The DPJ has not had a long presence in Japanese politics. Being a forum of some vintage LDP leaders and others with either socialist or genuinely liberal orientations, the DPJ is still a political house in the making. It has also evolved, at least so far, as a clearing house for political theories of the state best suited to the interests of the Japanese people. The DPJ faced the electorate in the company of smaller allies.
Hatoyama now faces the parallel tasks of building his party and repairing Japan to make it a new polity. To this end, he will first turn to the partys manifesto on responses to such challenges as the raising of families in an ageing society, the care of the elderly, education and employment.
In a vital sense, the defence of Japan, given the historical constraints imposed on it by the U.S. at the end of the Second World War, is itself a foreign policy issue. Tokyo has been close to Washington since the time of Shigeru Yoshida in the formative period of post-imperial Japan after the War. The degree of closeness has sometimes been a matter of political nuance in either of the capitals. Also, the U.S.-Japan military alliance was updated on occasions.
Koizumi strengthened the alliance to meet the realities of the 21st century, even while providing for a reshaping of the American military and geostrategic footprint across Japan. It was he who extended Japans non-lethal military-logistic support for the execution of Americas War on Terror in Afghanistan and Iraq. Aso stayed that course, and critics say that he and Koizumi transformed Japan into a geostationary satellite of the U.S.
As a result, Hatoyama has now committed himself to renegotiating the Status of Forces Agreement that governs the U.S. military presence in Japan. He is disinclined to continue Japans gesture of extending non-lethal anti-terror support to the U.S. forces in the Indian Ocean region in the form of a refuelling mission. As he prepares to discuss these issues with U.S. President Barack Obama, who has projected himself as a new-wave leader who will not compromise on Americas core interests at home and abroad, Hatoyama will face a tough challenge.

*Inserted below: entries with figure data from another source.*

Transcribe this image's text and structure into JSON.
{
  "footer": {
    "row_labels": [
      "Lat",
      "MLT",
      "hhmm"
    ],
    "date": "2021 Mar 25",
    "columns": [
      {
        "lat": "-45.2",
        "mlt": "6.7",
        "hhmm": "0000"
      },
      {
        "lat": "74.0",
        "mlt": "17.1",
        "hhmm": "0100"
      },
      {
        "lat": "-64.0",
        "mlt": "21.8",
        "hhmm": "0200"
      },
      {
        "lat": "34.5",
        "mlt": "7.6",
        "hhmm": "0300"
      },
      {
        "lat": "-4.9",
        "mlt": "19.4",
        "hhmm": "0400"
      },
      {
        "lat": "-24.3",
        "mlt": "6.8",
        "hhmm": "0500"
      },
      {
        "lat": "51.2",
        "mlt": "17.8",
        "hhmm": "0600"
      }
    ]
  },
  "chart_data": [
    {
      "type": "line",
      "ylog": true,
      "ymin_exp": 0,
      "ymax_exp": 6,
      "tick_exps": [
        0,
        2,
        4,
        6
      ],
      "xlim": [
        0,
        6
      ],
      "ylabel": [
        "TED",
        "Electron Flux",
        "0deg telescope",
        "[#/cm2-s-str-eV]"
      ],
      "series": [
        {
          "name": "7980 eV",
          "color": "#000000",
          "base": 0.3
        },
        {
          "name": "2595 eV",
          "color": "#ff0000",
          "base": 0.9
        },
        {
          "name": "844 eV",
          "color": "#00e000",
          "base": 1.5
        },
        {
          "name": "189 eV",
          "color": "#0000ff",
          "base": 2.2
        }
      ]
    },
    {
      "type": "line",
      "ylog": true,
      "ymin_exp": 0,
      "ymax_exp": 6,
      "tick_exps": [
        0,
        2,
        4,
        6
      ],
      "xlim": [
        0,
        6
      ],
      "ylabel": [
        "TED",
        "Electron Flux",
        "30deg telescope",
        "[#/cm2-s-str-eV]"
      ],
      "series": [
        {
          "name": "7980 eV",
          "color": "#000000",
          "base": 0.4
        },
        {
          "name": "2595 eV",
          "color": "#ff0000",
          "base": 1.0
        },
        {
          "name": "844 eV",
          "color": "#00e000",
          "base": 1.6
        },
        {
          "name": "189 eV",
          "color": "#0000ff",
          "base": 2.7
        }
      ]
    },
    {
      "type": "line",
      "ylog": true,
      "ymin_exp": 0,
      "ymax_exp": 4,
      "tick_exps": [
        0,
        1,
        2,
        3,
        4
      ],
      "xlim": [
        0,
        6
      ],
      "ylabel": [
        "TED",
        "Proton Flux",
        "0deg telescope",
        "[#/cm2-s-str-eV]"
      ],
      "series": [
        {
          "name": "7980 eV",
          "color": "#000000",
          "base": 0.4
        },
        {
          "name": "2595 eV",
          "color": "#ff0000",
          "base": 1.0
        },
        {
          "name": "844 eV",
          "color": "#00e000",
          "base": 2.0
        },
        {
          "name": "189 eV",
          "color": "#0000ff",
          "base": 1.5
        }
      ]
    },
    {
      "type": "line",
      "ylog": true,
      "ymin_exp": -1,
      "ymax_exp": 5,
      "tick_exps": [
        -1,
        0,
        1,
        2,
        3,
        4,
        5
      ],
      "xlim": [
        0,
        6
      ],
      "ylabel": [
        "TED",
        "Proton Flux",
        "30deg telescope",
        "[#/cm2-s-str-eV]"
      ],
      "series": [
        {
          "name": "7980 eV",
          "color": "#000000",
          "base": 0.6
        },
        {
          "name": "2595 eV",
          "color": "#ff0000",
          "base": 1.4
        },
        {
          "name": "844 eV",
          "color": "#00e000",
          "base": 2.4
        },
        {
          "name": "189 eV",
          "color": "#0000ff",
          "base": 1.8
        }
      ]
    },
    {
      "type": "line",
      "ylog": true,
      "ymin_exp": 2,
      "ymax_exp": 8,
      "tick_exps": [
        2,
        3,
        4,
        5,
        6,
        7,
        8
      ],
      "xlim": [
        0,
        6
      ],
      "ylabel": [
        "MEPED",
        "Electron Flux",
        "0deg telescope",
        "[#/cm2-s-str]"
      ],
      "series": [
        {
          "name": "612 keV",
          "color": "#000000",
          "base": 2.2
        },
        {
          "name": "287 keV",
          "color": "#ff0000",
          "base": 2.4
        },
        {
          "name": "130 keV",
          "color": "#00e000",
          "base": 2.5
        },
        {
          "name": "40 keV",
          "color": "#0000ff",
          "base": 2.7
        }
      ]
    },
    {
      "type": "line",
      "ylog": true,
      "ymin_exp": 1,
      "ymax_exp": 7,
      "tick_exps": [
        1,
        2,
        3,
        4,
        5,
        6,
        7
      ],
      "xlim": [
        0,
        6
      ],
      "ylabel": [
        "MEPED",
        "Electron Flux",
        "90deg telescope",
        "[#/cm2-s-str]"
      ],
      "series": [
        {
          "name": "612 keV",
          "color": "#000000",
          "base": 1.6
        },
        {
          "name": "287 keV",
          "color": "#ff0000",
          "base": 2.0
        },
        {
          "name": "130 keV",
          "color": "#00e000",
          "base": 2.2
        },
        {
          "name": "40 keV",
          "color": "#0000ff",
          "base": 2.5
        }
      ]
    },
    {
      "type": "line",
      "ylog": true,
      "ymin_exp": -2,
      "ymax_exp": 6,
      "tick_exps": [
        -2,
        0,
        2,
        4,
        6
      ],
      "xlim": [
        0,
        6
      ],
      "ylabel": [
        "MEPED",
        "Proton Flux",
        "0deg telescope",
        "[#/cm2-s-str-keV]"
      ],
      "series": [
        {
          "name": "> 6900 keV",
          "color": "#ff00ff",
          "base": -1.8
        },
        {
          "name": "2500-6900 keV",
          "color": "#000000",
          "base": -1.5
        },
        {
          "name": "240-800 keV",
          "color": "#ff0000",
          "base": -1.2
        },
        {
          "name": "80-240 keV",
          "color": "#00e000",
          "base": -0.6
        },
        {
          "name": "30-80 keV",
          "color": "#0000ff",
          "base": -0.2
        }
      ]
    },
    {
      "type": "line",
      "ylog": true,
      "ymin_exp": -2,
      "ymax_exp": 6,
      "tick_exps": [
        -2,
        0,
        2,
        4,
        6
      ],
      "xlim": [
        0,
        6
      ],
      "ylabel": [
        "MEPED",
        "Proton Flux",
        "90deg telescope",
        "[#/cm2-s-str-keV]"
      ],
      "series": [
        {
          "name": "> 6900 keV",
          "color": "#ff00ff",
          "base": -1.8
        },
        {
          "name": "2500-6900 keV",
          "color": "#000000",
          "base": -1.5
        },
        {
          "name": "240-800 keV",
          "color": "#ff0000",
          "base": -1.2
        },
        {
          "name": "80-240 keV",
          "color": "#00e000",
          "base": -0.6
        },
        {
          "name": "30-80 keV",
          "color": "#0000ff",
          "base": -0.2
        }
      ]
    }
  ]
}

In the emerging world view of the new Japanese leader, the U.S.-led global politics of the recent decades may indeed be winding down under its own contradictions. The current economic crisis is also seen to have taken the wind out of the sails of the U.S. in its role as the prime global leader. At the same time, Hatoyama is keen to place Japan in a stable and sustainable equation with China, a potential economic superpower with a possible political profile of matching proportions. With this in mind, he is even thinking of intra-Asian currency linkages, especially in Japans East Asian neighbourhood.
Should he seek to rewrite or reverse the fundamentals of Americas long-standing presence in East Asia as a resident power, regional diplomats expect sparks to fly in the talks. At stake then, in an extremely critical scenario, would be the U.S. nuclear umbrella, which has so far protected a pacifist Japan. For the U.S., its strategic bottom line in engaging Japan will be determined by who needs the other more and in what circumstances. Any such debate, should it come to that at all, will shine the spotlight on Hatoyamas view of Chinas foreseeable standing in Asia, relative to that of the U.S.
Even conservative experts such as Niall Ferguson are of the view that the balance of global power is bound to shift, away from the U.S. Asia is the most obvious venue for such a shift; and Hatoyama, who has visited India, is yet to spell out its place in his likely world view.